Vascular surgeon Chip Sternbergh, H’95, returned to the MCV Campus to present the Department of Surger’s annual H. M. Lee Memorial Lecture.

 

Vascular surgeon Chip Sternbergh, H’95, returned to the MCV Campus to present the Department of Surgery’s annual H. M. Lee Memorial Lecture.

Being a successful physician requires a commitment to lifelong learning. That’s the firm conviction of vascular surgeon and housestaff alumnus W. Charles “Chip” Sternbergh III, M.D., H’95, who returned to the MCV Campus March 28 to present the Department of Surgery’s annual H. M. Lee Memorial Lecture.

Sternbergh believes continuing education is essential in all medical specialties, and particularly vascular surgery. “At least two-thirds of what I do now I never did in my training,” he says. “If I didn’t keep up my education, I’d be a dinosaur.”

Instead, he is professor and chief of vascular and endovascular surgery at Ochsner Medical Center in New Orleans. The invitation to guest lecture enabled him to contribute his own expertise to the education of tomorrow’s vascular surgeons in memory of Lee, under whom he trained for seven years during his general surgery residency.

“He was a master teacher, technician and surgeon — someone you’d like to emulate,” Sternbergh says. “And he really cared about the people he was helping to train.”

After Hyung Mo “H. M.” Lee’s death in 2013, his family, friends and colleagues made gifts in his memory to create the memorial lecture that bears his name. The focus of the annual lecture alternates between the Divisions of Transplant Surgery and Vascular Surgery.

Sternbergh credits his “superb” MCV Campus training with giving him the comfort and confidence to make sound clinical decisions while operating on critically ill patients.

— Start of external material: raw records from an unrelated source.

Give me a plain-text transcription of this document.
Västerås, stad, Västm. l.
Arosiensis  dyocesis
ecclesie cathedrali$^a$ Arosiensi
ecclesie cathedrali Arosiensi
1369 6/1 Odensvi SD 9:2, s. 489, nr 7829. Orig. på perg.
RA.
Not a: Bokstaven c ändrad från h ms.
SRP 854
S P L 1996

Decision-making when treating vascular patients is rarely black and white, Sternbergh says, adding “Judgment plays a huge role.” About 80 percent of his patients don’t receive surgical intervention and, instead, are treated medically. His favorite pearl of wisdom for aspiring vascular surgeons? “You may make your living by operating, but you’ll make your reputation by not operating.”

Sternbergh is nationally recognized as an expert on vascular disease and is the author of more than 100 scientific publications and book chapters on the subject. He wrote the leading textbook on the endovascular treatment of abdominal and thoracic aortic aneurysms and is regarded as a pioneer in minimally invasive intervention for hepatic artery stenosis during liver transplantation, his topic for the H. M. Lee lecture.

Mark Levy, M.D., chair of the Division of Vascular Surgery, lauded Sternbergh’s lecture and how it engaged his audience. “I don’t know when I last saw so many questions at the end of Grand Rounds.”

The minimally invasive interventions to treat stenosis that Sternbergh spoke about in the lecture can be unforgiving and difficult, experts agree. Nevertheless, Sternbergh’s experience with the procedures has enabled him to develop a reliably safe algorithm so he can now remedy such stenosis with relatively low risk.

In 1996, Sternbergh joined Ochsner, home to the busiest liver transplant program in the country and where he has performed 150 interventions for hepatic artery stenosis — the largest amount at a single center in the world.

Vascular surgeon Clayton Brinster, M.D., has worked with Sternbergh at Ochsner since 2015 and calls him “one of the best mentors I’ve ever had.” In addition to helping Brinster refine his technical operating skills and leadership abilities, Sternbergh has provided him with “advice and countenance without judgment,” which can be challenging in a high-stress field, Brinster says. “He’s been a real asset to my personal development as a surgeon.”